Immigrants Facing Prolonged Detention Left in Lurch as Supreme Court Deadlocks on Jennings

Last week’s decision by the Supreme Court to order reargument in the case of Jennings v. Rodriguez leaves many prolongedly detained immigrants in a state of disappointed uncertainty. 

The Jennings case, which initially arose out of the Ninth Circuit, raised the question of whether an immigrant subject to mandatory detention in ICE custody on the basis of certain criminal removability grounds must be afforded a bond hearing in front of a neutral immigration judge if their detention has lasted for six months or more. This resolved a circuit split on the issue – in some jurisdictions, the only way for immigrants subject to prolonged mandatory detention to seek a bond hearing and a chance for release was to go through the time-consuming process of filing a petition for habeas corpus with a federal district court. In other circuits, immigrants subject to prolonged mandatory detention were automatically granted a right to have a bond hearing if their detention and removal proceedings lasted for six months. 

Many detained immigrants and their families were eagerly awaiting for the Supreme Court to resolve this circuit split, particularly considering the enormous explosion in prolonged mandatory detention cases since legislation was passed in 1996 that broadly expanded the criminal grounds for deportation and mandatory detention.
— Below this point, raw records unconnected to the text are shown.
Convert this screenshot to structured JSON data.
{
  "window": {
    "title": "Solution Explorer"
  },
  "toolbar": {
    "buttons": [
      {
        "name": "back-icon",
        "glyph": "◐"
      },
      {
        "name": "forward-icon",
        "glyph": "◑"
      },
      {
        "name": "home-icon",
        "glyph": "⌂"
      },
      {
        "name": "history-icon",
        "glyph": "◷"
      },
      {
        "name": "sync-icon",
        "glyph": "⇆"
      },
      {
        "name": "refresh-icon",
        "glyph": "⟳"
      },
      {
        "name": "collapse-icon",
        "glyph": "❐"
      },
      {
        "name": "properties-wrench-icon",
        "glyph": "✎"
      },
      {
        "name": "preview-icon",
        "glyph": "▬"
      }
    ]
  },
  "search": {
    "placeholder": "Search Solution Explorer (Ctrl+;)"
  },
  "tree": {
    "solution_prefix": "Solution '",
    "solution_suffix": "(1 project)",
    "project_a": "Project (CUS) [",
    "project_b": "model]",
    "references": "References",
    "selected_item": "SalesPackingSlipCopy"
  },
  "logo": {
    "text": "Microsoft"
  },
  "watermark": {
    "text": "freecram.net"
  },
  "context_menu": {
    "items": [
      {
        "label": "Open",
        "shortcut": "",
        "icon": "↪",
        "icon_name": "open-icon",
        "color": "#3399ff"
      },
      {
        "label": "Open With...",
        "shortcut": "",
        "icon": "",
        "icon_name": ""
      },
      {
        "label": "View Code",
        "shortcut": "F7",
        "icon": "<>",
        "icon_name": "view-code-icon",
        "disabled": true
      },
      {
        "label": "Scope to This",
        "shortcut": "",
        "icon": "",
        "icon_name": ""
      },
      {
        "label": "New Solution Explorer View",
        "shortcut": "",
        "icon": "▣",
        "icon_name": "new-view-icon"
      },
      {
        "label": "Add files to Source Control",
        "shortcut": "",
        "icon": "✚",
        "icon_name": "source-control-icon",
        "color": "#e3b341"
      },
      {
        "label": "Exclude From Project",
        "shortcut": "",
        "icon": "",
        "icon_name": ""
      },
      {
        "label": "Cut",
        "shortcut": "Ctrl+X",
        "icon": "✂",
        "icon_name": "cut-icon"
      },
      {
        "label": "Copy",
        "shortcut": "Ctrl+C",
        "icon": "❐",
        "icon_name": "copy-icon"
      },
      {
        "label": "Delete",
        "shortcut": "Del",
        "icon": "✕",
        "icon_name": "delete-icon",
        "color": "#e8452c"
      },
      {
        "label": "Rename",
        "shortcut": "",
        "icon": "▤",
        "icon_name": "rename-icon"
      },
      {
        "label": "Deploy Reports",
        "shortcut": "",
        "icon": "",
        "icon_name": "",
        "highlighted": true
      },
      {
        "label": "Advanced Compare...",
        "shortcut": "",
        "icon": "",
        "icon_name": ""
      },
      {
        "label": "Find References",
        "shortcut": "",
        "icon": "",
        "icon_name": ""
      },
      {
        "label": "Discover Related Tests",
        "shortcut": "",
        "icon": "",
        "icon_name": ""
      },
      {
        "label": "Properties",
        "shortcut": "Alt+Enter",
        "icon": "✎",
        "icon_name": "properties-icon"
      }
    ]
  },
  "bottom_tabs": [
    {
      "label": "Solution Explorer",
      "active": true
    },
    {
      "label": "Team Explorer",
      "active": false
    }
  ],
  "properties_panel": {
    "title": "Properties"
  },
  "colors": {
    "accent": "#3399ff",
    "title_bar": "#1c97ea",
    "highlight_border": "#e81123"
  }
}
Subjecting immigrants to detention with no opportunity for an individualized custody assessment during their pending removal cases has led to the long-term separation of families, subjected tens of thousands of immigrants to the harmful and lasting effects of prolonged incarceration, cost taxpayers millions of dollars and fueled the immense growth of the private prison industry. 

Unfortunately,  last week the Supreme Court failed to issue a decision, thereby leaving many people, including the detained immigrant population served by the CAIR Coalition, in state of frustrated uncertainty.